Other Quantitative Nuggets

-          721k employees!!

-          91% utilization (efficient!)

-          19% voluntary employee attrition (not surprising when you have 700k+ employees)

-          $3.4b spent on 38 acquisitions avg. $89mm an acquisition (wow!)

-          47% of employees are women (impressive!)

Themes

-          “While industries and markets are being affected differently, there are two common themes: all strategies lead to technology, particularly cloud, data, AI and security, which are fundamental to its strong digital core. Our cloud business is now $26 billion and grew 48%, with Cloud First being the biggest driver of the growth.”

-          “Companies are also seeking to execute compressed transformations, the second theme. These mean bold programs on accelerated time frames often spanning multiple parts of the enterprise at the same time. Managed services have become increasingly strategic as companies seek to move faster and leverage our digital platform and talent, and they are turning to Accenture because of our excellence across the enterprise. We are unmatched in terms of breadth and depth of capabilities and industry coverage.”

Opportunities

1.       “Total enterprise reinvention. We are helping our clients transform every part of their business with technology from building a digital core to optimizing operations to achieve agility, efficiency and resilience to accelerating their growth agendas.” (this seems broad and intangible. Likely to face headwinds in tight market)

2.       “Systematic transformation: 68% of CFOs say they today have either three or more transformation programs either going right now or about to start in parallel.” (I wonder what this % was in prior survey periods? Tough to gauge if that’s strong or weak)

3.       “Total Enterprise Reinvention. We are helping our clients transform every part of their business with technology from building a digital core to optimizing operations to achieve agility, efficiency and resilience to accelerating their growth agendas.”

“Unilever, one of the world's largest consumer goods companies is an example of a company that is leading in total enterprise reinvention. Together, we are setting a new industry standard by reinventing technology delivery with cutting-edge automation, delivering cloud migration at scale, the largest ERP migration to the cloud and the industry and shifting to technology solutions that support their growth strategy.”

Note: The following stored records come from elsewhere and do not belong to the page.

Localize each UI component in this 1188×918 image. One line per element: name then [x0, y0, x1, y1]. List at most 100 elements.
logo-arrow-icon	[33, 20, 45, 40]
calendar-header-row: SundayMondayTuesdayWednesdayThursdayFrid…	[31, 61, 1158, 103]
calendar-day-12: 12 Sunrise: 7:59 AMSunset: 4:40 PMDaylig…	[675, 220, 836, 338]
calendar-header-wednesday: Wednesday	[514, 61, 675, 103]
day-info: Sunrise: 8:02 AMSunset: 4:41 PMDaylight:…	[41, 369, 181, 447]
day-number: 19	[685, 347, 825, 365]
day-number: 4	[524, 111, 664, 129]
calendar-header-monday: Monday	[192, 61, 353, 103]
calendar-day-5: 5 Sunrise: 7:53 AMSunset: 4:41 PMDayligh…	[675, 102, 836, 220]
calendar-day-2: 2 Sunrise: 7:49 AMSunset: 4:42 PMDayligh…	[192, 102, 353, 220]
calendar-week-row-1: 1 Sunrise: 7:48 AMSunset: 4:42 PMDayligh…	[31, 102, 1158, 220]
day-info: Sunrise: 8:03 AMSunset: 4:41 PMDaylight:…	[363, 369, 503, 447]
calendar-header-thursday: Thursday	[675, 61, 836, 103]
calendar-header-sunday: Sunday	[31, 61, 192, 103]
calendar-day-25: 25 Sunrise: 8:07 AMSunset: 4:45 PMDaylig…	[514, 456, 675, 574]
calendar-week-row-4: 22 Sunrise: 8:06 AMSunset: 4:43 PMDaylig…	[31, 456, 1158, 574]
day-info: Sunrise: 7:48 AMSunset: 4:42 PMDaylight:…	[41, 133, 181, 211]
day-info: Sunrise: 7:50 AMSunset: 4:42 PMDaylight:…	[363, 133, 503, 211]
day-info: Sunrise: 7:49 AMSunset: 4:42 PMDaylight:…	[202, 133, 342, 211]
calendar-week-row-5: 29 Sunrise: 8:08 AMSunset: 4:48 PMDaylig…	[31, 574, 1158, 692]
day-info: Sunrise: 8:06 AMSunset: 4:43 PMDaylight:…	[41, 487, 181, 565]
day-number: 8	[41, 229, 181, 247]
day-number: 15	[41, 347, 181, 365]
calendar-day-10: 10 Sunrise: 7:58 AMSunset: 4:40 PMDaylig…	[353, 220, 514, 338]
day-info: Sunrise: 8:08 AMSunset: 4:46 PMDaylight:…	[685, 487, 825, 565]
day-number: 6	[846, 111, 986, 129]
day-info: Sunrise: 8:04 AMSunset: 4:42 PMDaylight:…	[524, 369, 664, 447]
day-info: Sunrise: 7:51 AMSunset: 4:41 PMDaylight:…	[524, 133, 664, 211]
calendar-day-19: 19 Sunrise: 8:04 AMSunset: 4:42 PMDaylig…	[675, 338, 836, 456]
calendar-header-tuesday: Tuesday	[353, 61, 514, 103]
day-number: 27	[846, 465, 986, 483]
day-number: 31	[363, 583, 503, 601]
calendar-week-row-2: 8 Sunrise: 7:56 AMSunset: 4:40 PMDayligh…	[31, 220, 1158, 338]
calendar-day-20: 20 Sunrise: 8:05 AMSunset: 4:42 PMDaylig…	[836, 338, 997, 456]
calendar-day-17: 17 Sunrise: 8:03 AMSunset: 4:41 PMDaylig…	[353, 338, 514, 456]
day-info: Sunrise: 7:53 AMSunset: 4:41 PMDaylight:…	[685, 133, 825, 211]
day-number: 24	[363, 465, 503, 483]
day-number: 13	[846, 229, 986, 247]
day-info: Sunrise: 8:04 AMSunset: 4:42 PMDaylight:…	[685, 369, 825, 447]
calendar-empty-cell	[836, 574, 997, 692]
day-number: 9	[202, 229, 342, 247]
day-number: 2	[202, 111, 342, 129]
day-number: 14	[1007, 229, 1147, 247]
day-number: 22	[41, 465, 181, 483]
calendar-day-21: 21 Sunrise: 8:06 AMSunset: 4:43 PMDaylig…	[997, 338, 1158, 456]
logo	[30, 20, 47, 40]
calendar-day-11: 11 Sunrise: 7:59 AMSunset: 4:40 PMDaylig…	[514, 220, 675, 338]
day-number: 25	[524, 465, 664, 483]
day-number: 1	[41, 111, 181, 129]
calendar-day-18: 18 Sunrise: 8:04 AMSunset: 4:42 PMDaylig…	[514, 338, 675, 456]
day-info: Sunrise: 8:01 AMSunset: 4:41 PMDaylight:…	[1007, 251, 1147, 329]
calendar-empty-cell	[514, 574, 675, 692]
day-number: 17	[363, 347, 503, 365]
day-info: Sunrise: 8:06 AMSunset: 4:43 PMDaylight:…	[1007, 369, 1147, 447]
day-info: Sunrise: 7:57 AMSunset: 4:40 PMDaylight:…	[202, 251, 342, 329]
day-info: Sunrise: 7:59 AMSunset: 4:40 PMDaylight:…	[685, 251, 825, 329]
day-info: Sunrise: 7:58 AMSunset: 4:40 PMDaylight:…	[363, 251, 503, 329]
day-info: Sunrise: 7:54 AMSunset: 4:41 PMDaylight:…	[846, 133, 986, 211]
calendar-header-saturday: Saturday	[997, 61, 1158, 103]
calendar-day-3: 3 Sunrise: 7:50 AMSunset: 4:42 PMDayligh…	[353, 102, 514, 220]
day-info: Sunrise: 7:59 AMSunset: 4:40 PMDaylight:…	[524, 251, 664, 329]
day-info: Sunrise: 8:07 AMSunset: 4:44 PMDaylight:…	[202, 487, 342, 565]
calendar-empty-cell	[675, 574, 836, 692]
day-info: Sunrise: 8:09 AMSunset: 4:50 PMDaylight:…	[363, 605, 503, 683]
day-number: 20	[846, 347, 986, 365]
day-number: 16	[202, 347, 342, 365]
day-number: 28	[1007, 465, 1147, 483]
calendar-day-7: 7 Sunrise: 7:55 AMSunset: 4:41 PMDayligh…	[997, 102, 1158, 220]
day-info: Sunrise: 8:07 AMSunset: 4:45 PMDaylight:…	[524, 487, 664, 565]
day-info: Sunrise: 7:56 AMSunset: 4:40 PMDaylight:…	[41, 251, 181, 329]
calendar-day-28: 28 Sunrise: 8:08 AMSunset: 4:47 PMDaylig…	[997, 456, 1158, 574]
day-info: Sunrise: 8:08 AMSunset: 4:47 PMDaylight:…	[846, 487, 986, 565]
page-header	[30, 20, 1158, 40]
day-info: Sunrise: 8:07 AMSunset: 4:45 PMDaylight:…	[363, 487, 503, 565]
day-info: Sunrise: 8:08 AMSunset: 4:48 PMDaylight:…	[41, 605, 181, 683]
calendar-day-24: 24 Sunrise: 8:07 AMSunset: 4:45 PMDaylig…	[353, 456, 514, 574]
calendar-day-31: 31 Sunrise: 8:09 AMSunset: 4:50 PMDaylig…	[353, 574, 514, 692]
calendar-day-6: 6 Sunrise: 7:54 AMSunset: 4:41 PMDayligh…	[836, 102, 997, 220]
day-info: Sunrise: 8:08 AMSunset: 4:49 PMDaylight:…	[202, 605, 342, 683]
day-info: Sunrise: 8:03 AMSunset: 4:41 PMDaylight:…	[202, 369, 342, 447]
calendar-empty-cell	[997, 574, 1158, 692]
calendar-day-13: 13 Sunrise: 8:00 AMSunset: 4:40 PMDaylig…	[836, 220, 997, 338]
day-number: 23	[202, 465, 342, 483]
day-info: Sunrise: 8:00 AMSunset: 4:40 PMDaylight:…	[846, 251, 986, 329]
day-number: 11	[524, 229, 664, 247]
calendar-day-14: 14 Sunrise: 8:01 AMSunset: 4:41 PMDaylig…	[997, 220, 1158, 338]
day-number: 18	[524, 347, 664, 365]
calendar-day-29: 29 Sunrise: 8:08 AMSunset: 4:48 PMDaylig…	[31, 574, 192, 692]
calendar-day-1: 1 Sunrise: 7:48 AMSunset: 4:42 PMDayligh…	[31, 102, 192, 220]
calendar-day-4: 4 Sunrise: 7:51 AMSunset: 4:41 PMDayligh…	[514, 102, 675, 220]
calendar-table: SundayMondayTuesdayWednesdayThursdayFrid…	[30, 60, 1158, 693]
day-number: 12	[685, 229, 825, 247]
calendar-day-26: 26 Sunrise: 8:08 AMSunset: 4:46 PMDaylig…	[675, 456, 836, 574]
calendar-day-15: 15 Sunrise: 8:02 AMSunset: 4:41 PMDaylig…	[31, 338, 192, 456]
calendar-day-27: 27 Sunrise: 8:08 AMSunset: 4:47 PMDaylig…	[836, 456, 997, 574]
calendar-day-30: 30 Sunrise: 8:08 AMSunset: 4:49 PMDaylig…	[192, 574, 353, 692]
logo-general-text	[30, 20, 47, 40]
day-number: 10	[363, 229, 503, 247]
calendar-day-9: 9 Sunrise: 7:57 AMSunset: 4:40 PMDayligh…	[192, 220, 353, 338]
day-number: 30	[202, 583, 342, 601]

4.       “And as our clients build their digital core, security continues to be more important than ever. With over $6 billion in revenue and 45% growth, our integrated security capabilities from identity to threat intelligence to manage security services to incident response are critical as our clients respond to increasing risk as the security landscape widens.”

 

In conclusion, a surprisingly upbeat report and decent forecast, despite the strong dollar, that is a bright spot of recent public company earnings reports which have mostly been downers, and self-fulfilling prophecies of the doom and gloom ahead of us. As analysts have said “digital transformation projects largely remain non-discretionary thus cushioning companies such as Accenture from a much severe impact from any spending cut by businesses.”